From this perspective, the October jobs report would seem to represent a peak, as the construction industry added only 1,000 jobs.
But other factors could be at work. The overall increase of 1,000 jobs in the industry came after gains in both nonresidential and residential construction of 3,200 and 2,400 jobs, respectively.
Those were offset by declines in heavy and civil construction, which fell by 400 jobs, and in specialty trades, which declined by 4,000 positions.
Contributing to the anemic overall gains has been the difficulty of finding new employees to make up for a receding pipeline of talent. Job openings in construction have risen to the highest level ever in recent months and have even outpaced hiring, a first for the industry.
This worker shortage has kept the unemployment rate for construction suppressed below long-term averages and has helped to drive additional wage growth.

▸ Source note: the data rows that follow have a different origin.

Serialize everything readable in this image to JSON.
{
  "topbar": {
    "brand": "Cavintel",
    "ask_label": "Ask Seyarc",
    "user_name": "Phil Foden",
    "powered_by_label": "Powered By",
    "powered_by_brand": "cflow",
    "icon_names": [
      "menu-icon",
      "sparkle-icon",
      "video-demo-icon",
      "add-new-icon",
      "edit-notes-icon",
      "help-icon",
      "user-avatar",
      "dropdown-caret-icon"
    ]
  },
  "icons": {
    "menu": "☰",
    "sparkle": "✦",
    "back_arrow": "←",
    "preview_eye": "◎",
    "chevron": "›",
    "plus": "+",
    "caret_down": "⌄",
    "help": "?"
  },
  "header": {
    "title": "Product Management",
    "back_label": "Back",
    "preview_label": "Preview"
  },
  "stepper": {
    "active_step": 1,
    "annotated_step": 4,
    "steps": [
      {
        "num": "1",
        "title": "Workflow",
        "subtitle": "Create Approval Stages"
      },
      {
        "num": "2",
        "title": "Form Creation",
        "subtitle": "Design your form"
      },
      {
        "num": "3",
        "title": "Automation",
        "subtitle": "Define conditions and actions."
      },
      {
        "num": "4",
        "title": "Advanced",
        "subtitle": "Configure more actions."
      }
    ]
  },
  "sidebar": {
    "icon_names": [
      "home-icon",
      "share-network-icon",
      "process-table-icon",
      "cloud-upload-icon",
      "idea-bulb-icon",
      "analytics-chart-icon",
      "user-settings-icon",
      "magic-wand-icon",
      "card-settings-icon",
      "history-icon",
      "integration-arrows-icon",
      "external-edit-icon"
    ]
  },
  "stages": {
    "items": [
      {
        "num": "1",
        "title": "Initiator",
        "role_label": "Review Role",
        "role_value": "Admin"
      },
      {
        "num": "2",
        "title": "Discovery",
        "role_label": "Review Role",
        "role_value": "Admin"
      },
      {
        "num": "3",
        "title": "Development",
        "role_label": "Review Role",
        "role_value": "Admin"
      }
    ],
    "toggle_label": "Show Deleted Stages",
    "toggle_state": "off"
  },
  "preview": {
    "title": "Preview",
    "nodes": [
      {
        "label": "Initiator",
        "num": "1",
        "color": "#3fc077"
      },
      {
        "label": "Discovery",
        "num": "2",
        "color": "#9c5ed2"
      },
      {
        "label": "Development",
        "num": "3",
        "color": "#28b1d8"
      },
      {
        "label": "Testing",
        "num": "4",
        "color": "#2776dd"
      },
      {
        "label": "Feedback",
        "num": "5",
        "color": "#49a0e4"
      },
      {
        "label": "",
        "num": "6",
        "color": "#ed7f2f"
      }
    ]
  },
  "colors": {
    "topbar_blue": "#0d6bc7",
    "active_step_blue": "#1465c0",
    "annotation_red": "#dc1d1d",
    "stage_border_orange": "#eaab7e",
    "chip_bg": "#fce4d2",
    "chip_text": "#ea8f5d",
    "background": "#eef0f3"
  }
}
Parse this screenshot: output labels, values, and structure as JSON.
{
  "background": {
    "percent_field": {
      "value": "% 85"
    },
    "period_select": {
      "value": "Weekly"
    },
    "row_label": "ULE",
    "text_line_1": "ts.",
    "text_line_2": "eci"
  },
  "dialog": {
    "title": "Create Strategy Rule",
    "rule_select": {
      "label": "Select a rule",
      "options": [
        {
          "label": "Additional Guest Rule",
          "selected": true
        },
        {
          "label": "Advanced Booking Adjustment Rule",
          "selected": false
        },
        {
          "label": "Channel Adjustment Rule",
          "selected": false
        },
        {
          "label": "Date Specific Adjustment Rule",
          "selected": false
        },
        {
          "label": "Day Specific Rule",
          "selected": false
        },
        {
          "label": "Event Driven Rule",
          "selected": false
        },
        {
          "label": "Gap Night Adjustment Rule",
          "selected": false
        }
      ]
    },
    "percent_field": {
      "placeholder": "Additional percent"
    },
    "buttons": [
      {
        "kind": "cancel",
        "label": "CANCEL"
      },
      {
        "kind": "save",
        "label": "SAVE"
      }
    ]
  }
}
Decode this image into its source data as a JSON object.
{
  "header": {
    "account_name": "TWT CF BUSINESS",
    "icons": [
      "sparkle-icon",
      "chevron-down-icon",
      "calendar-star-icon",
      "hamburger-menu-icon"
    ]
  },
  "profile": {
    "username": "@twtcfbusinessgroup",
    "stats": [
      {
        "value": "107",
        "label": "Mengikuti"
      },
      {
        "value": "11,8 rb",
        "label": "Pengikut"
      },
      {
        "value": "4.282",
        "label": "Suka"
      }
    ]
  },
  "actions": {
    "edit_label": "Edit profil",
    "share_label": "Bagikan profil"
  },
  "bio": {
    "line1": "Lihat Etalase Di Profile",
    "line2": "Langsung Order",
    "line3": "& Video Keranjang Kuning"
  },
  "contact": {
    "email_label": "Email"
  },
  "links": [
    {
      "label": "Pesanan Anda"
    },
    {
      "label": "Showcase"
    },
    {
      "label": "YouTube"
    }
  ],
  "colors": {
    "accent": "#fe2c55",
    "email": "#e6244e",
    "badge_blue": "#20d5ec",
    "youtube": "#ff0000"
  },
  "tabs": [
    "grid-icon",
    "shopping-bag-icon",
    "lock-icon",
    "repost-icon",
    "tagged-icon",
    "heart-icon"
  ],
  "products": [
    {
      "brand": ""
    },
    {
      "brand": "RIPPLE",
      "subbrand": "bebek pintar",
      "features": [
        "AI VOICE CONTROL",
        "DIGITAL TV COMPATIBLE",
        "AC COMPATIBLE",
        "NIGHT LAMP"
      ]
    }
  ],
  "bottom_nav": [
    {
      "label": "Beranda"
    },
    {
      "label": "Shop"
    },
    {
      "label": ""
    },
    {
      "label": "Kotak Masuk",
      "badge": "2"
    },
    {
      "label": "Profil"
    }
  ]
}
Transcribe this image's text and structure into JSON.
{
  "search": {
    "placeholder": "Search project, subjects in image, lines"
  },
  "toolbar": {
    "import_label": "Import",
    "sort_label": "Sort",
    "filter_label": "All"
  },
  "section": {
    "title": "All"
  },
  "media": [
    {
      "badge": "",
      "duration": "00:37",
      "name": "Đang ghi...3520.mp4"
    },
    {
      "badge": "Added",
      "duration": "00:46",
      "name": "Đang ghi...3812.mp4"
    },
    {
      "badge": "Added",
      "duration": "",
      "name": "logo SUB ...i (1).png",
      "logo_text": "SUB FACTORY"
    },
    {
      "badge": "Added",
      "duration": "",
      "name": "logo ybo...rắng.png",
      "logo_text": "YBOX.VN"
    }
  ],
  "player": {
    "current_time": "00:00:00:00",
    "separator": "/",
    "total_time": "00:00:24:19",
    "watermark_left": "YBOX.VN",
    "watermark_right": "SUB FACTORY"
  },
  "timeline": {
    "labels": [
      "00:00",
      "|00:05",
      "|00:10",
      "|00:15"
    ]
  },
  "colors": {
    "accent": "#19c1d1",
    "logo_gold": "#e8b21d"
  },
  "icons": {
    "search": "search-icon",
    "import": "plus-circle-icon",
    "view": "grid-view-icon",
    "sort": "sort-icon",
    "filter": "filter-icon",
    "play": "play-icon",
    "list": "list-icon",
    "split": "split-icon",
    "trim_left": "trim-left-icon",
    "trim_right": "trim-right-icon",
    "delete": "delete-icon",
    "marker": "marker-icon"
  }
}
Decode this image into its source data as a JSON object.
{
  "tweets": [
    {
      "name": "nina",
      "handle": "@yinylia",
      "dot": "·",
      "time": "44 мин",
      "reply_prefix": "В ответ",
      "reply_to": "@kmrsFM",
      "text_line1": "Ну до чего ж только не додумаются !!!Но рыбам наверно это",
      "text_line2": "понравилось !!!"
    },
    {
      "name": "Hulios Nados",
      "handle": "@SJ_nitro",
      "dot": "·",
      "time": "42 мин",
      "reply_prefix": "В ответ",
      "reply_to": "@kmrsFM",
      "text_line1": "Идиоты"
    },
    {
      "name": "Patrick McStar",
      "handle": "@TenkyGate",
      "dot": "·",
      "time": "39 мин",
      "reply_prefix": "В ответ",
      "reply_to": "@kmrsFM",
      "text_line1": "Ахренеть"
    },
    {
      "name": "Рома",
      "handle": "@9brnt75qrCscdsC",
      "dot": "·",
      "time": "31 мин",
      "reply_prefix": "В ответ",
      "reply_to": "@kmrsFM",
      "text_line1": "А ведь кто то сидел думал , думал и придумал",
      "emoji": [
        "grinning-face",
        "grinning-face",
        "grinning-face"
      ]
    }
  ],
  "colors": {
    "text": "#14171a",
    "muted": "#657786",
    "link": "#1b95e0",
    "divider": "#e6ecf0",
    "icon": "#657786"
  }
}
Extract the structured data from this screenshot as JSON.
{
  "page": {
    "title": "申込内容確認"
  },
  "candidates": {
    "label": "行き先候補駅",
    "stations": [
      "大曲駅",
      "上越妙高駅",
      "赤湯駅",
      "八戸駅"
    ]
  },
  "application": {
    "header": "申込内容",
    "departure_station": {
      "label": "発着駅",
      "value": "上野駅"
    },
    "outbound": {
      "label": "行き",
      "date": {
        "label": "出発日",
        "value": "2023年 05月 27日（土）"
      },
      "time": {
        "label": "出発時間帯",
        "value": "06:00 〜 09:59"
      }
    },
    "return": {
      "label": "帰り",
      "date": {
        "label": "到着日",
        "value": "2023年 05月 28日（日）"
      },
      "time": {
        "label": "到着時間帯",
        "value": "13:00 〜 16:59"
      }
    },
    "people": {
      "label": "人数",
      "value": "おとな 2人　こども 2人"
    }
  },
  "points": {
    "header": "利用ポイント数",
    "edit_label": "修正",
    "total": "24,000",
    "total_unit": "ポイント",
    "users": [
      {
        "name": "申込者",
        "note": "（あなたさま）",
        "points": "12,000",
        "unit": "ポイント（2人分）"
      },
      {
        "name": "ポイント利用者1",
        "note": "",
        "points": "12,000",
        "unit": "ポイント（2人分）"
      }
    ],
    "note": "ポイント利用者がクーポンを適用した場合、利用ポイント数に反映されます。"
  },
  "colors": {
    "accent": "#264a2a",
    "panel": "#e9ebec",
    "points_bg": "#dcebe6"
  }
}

While the Federal Reserve has been raising interest rates to tame inflation, backlogs in building projects have continued to rise for both residential and nonresidential contractors.
In addition, funds from the federal infrastructure legislation are now making their way toward projects, helping to inflate opportunities that may have otherwise slowed down in the current environment. All of those factors may reduce any pressures on construction employment.
To be sure, this does not mean that this time is different. With most economists forecasting a recession over the next 12 months, construction employment may indeed decline and job openings may recede. Developers could start to pull back, dragging the opportunity pipeline and construction backlogs with them.